Breaking the FF3 Format-Preserving Encryption Standard over Small Domains

The National Institute of Standards and Technology (NIST) recently published a Format-Preserving Encryption standard accepting two Feistel structure-based schemes called FF1 and FF3. Particularly, FF3 is a tweakable block cipher based on an 8-round Feistel network. In CCS 2016, Bellare et al. gave an attack to break FF3 (and FF1) with time and data complexity much larger than the code book (but using many tweaks). In this work, we give a new practical total break attack to the FF3 scheme (also known as BPS scheme). Our attack was successfully tested with small domains. It is a slide attack (using two tweaks) that exploits the bad domain separation of the FF3 design. Due to this weakness, we reduced the FF3 attack to an attack on 4-round Feistel network.

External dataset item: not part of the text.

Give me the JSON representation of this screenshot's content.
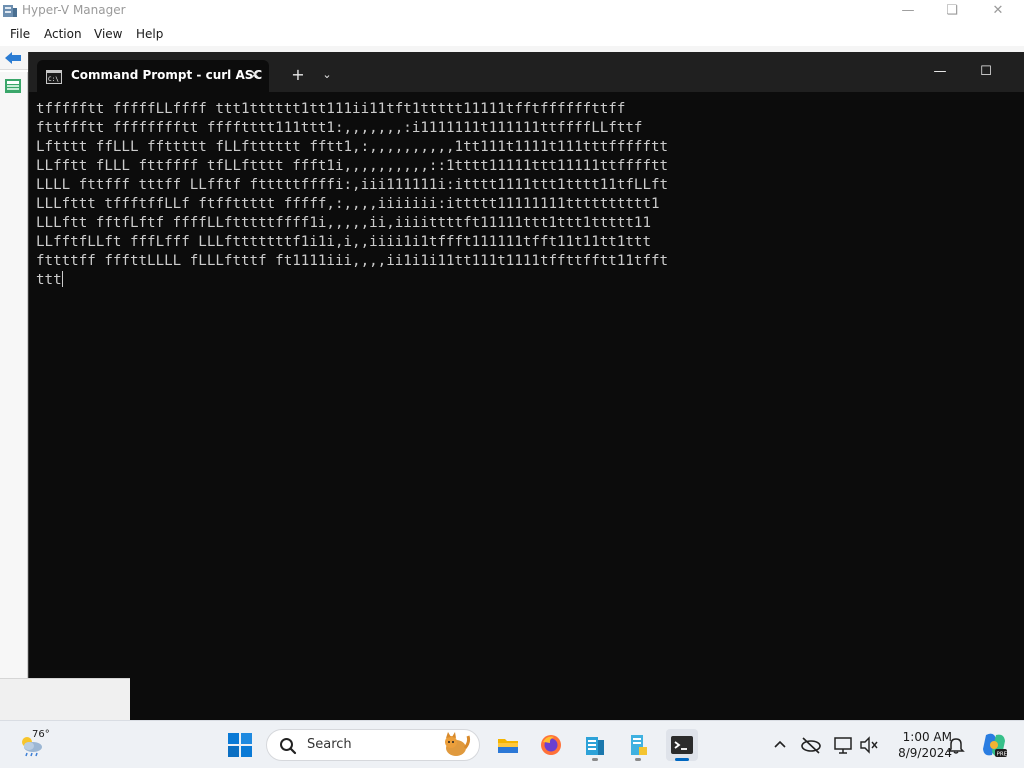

Biryukov et al. already gave a 4-round Feistel structure attack in SAC 2015. However, it works with chosen plaintexts and ciphertexts whereas we need a known-plaintext attack. Therefore, we developed a new generic known-plaintext attack to 4-round Feistel network that reconstructs the entire tables for all round functions. Our results show that FF1 does not offer a 128-bit security. Finally, we provide an easy and intuitive fix to prevent the FF3 scheme from our attack.